In this case a plea of nolo contendere would probably be benficial to the defendant as far as his standing in the community is concerned and perhaps in other respects. This, however, is not the test. The Court must decide whether the circumstances of the case are so exceptional as to appeal to a favorable exercise of its discretion. Against such circumstances it must weigh the public interest which in the final analysis is paramount. As previously indicated, the policy of this Court has not been favorable to the acceptance of a plea of nolo contendere, unless the situation is an extraordinary one. Even then the interest of the public cannot be ignored. The presence of moral turpitude in the charge, as in this case, is often a factor in the determination. However, it has never been held that the nature of the proof to be advanced is relevant since such consideration by the Court might involve an investigation into the issues, the materiality of the proof and to some extent, the merits of the case, which are obviously beyond the scope of this application. Further, any difficulty in proof in this case imposes a greater burden upon the United States Attorney, who has the responsibility of deciding the Government's chance of success in determining the advantage to the Government of dispensing with the trial by consenting to the plea. Acting upon the recommendation of the Attorney General, the United States Attorney has most vigorously opposed the acceptance of this plea. Consequently, the defendant's statement that the previous trial resulted in a hung jury and that the case depends upon oral testimony, loses most of its appeal.
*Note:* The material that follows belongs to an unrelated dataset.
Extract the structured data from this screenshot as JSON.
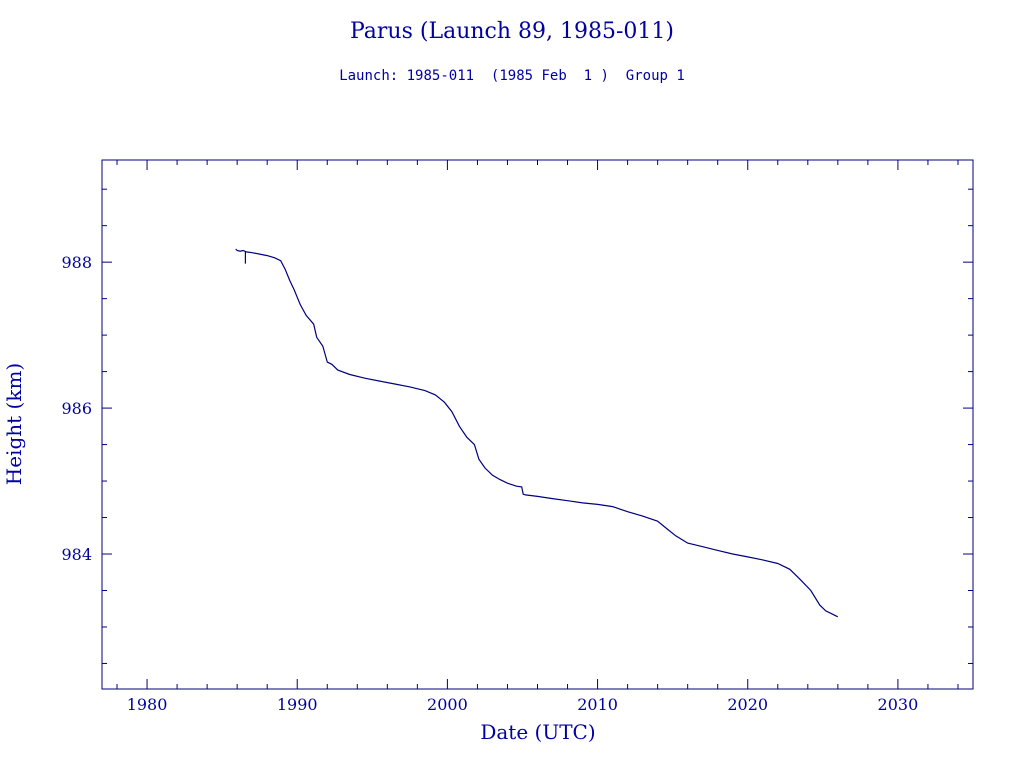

The fact that the case is a difficult and protracted one for the defendant does not per se present an exceptional circumstance for this plea, because again the burden is upon the Government to prove its case beyond a reasonable doubt. While the fact that the defendant had a good record in the past and is a prominent man who would lose face by a plea of guilty must be considered in his favor, it cannot override more important interests. Some question has been raised about the collateral effect of a plea of guilty as opposed to a plea of nolo in this case, but it is very doubtful whether a plea of nolo would offer the defendant any advantage in subsequent administrative proceedings involving his citizenship certificate. It is true that although one item alone may not be sufficient, all the circumstances related by a defendant when taken together may present a picture of exceptional hardship, justifying the acceptance of the plea. The Court, however, cannot reach a conclusion without at the same time considering the other factors militating against the acceptance of such a plea. After careful consideration of all the arguments and *823 particulars, the Court is of the opinion that it cannot accept a plea of nolo in this case.

The primary purpose of accepting a plea of nolo is to promote the administration of justice. This means justice not only for the defendant but also for the public. The Court cannot permit its action with respect to a plea of this type to breed contempt for law enforcement. After acceptance of a plea of guilty from the co-conspirator (who is now available as a witness for the Government) and the pleas of guilty from the other defendants, it would not only be discriminatory and incongruous but would reflect upon law enforcement generally if the Court accepted a plea of nolo contendere from the most prominent of the two defendants. Therefore, the application is denied.

NOTES

[1] See, United States v. Standard Ultramarine & Color Co., D.C.N.Y.1955, 137 F. Supp. 167; United States v. Jones, D.C.Cal.1954, 119 F. Supp. 288; United States v. Bagliore, D.C.N.Y.1960, 182 F. Supp. 714.